Tuesday, November 19, 2013
From the Bookshelves: Marginal Workers: How Legal Fault Lines Divide Workers and Leave Them without Protection by Ruben J. Garcia
"In Marginal Workers, Ruben Garcia goes further than any previous work in describing the various ways in which [U.S. labor and employment laws] fail to protect some of the most vulnerable workers in the country."—JOTWELL
Undocumented and authorized immigrant laborers, female workers, workers of color, guest workers, and unionized workers together compose an enormous and diverse part of the labor force in America. Labor and employment laws are supposed to protect employees from various workplace threats, such as poor wages, bad working conditions, and unfair dismissal. Yet as members of individual groups with minority status, the rights of many of these individuals are often dictated by other types of law, such as constitutional and immigration laws.
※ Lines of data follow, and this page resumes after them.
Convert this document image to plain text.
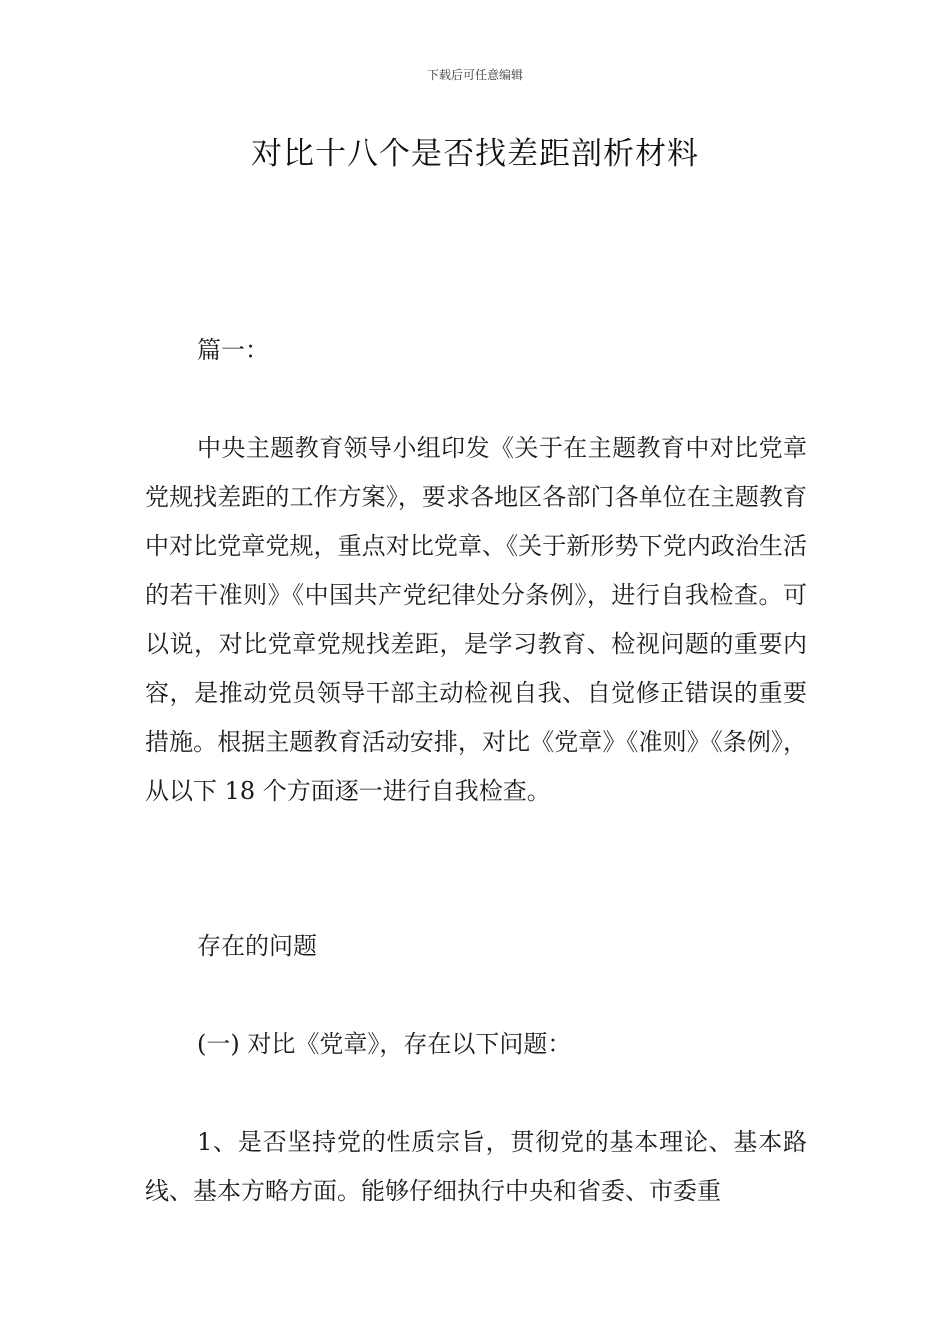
下载后可任意编辑
对比十八个是否找差距剖析材料
篇一：

中央主题教育领导小组印发《关于在主题教育中对比党章党规找差距的工作方案》，要求各地区各部门各单位在主题教育中对比党章党规，重点对比党章、《关于新形势下党内政治生活的若干准则》《中国共产党纪律处分条例》，进行自我检查。可以说，对比党章党规找差距，是学习教育、检视问题的重要内容，是推动党员领导干部主动检视自我、自觉修正错误的重要措施。根据主题教育活动安排，对比《党章》《准则》《条例》，从以下 18 个方面逐一进行自我检查。

存在的问题
(一) 对比《党章》，存在以下问题：

1、是否坚持党的性质宗旨，贯彻党的基本理论、基本路线、基本方略方面。能够仔细执行中央和省委、市委重
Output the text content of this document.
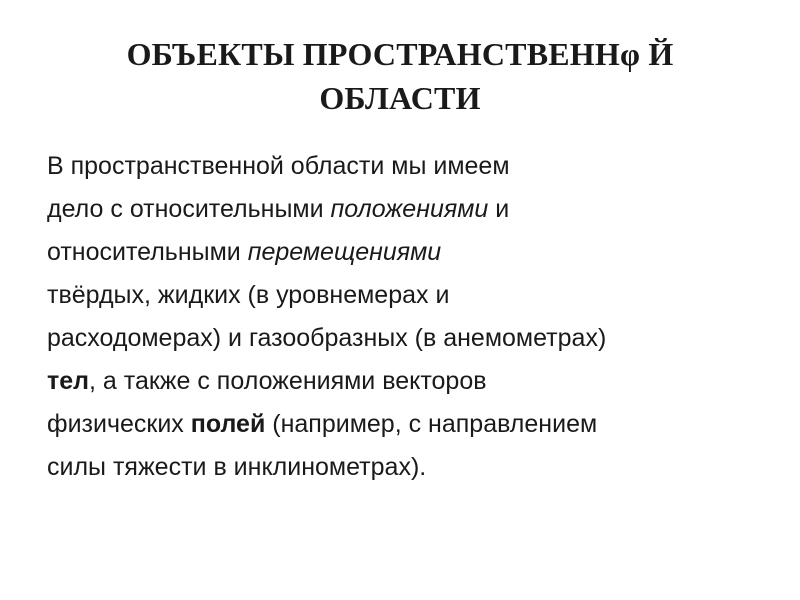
ОБЪЕКТЫ ПРОСТРАНСТВЕННφ Й
ОБЛАСТИ
В пространственной области мы имеем
дело с относительными положениями и
относительными перемещениями
твёрдых, жидких (в уровнемерах и
расходомерах) и газообразных (в анемометрах)
тел, а также с положениями векторов
физических полей (например, с направлением
силы тяжести в инклинометрах).
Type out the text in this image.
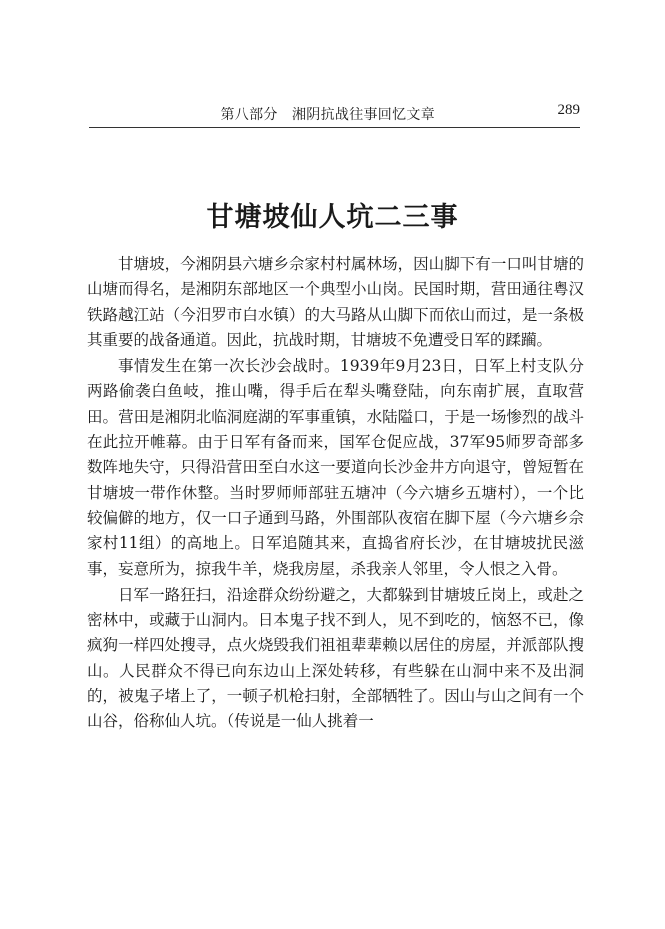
第八部分　湘阴抗战往事回忆文章	289
甘塘坡仙人坑二三事

甘塘坡，今湘阴县六塘乡佘家村村属林场，因山脚下有一口叫甘塘的山塘而得名，是湘阴东部地区一个典型小山岗。民国时期，营田通往粤汉铁路越江站（今汨罗市白水镇）的大马路从山脚下而依山而过，是一条极其重要的战备通道。因此，抗战时期，甘塘坡不免遭受日军的蹂躏。

事情发生在第一次长沙会战时。1939年9月23日，日军上村支队分两路偷袭白鱼岐，推山嘴，得手后在犁头嘴登陆，向东南扩展，直取营田。营田是湘阴北临洞庭湖的军事重镇，水陆隘口，于是一场惨烈的战斗在此拉开帷幕。由于日军有备而来，国军仓促应战，37军95师罗奇部多数阵地失守，只得沿营田至白水这一要道向长沙金井方向退守，曾短暂在甘塘坡一带作休整。当时罗师师部驻五塘冲（今六塘乡五塘村），一个比较偏僻的地方，仅一口子通到马路，外围部队夜宿在脚下屋（今六塘乡佘家村11组）的高地上。日军追随其来，直捣省府长沙，在甘塘坡扰民滋事，妄意所为，掠我牛羊，烧我房屋，杀我亲人邻里，令人恨之入骨。

日军一路狂扫，沿途群众纷纷避之，大都躲到甘塘坡丘岗上，或赴之密林中，或藏于山洞内。日本鬼子找不到人，见不到吃的，恼怒不已，像疯狗一样四处搜寻，点火烧毁我们祖祖辈辈赖以居住的房屋，并派部队搜山。人民群众不得已向东边山上深处转移，有些躲在山洞中来不及出洞的，被鬼子堵上了，一顿子机枪扫射，全部牺牲了。因山与山之间有一个山谷，俗称仙人坑。（传说是一仙人挑着一
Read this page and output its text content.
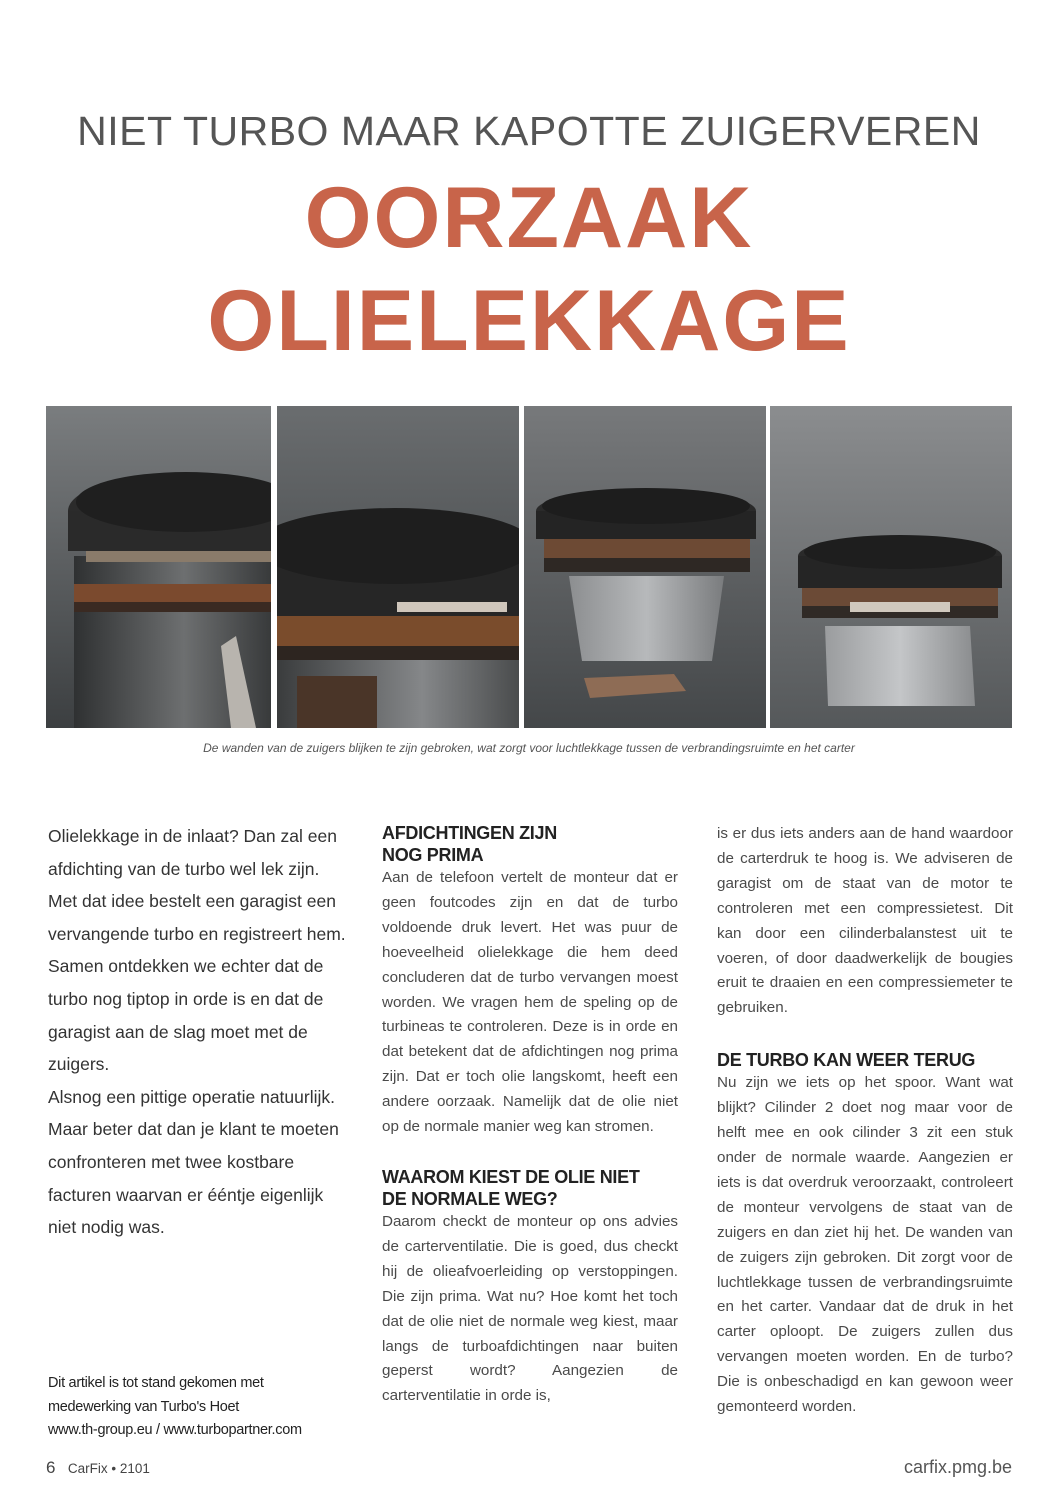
NIET TURBO MAAR KAPOTTE ZUIGERVEREN
OORZAAK
OLIELEKKAGE
De wanden van de zuigers blijken te zijn gebroken, wat zorgt voor luchtlekkage tussen de verbrandingsruimte en het carter

Olielekkage in de inlaat? Dan zal een afdichting van de turbo wel lek zijn. Met dat idee bestelt een garagist een vervangende turbo en registreert hem. Samen ontdekken we echter dat de turbo nog tiptop in orde is en dat de garagist aan de slag moet met de zuigers.

Alsnog een pittige operatie natuurlijk. Maar beter dat dan je klant te moeten confronteren met twee kostbare facturen waarvan er ééntje eigenlijk niet nodig was.

Dit artikel is tot stand gekomen met
medewerking van Turbo's Hoet
www.th-group.eu / www.turbopartner.com
AFDICHTINGEN ZIJN
NOG PRIMA

Aan de telefoon vertelt de monteur dat er geen foutcodes zijn en dat de turbo voldoende druk levert. Het was puur de hoeveelheid olielekkage die hem deed concluderen dat de turbo vervangen moest worden. We vragen hem de speling op de turbineas te controleren. Deze is in orde en dat betekent dat de afdichtingen nog prima zijn. Dat er toch olie langskomt, heeft een andere oorzaak. Namelijk dat de olie niet op de normale manier weg kan stromen.

WAAROM KIEST DE OLIE NIET
DE NORMALE WEG?

Daarom checkt de monteur op ons advies de carterventilatie. Die is goed, dus checkt hij de olieafvoerleiding op verstoppingen. Die zijn prima. Wat nu? Hoe komt het toch dat de olie niet de normale weg kiest, maar langs de turboafdichtingen naar buiten geperst wordt? Aangezien de carterventilatie in orde is,

is er dus iets anders aan de hand waardoor de carterdruk te hoog is. We adviseren de garagist om de staat van de motor te controleren met een compressietest. Dit kan door een cilinderbalanstest uit te voeren, of door daadwerkelijk de bougies eruit te draaien en een compressiemeter te gebruiken.

DE TURBO KAN WEER TERUG

Nu zijn we iets op het spoor. Want wat blijkt? Cilinder 2 doet nog maar voor de helft mee en ook cilinder 3 zit een stuk onder de normale waarde. Aangezien er iets is dat overdruk veroorzaakt, controleert de monteur vervolgens de staat van de zuigers en dan ziet hij het. De wanden van de zuigers zijn gebroken. Dit zorgt voor de luchtlekkage tussen de verbrandingsruimte en het carter. Vandaar dat de druk in het carter oploopt. De zuigers zullen dus vervangen moeten worden. En de turbo? Die is onbeschadigd en kan gewoon weer gemonteerd worden.

6 CarFix • 2101	carfix.pmg.be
Worse still, the groups who fall into these cracks in the legal system often do not have the political power necessary to change the laws for better protection.
In Marginal Workers, Ruben J. Garcia demonstrates that when it comes to these marginal workers, the sum of the law is less than its parts, and, despite what appears to be a plethora of applicable statutes, marginal workers are frequently lacking in protection. To ameliorate the status of marginal workers, he argues for a new paradigm in worker protection, one based on human freedom and rights.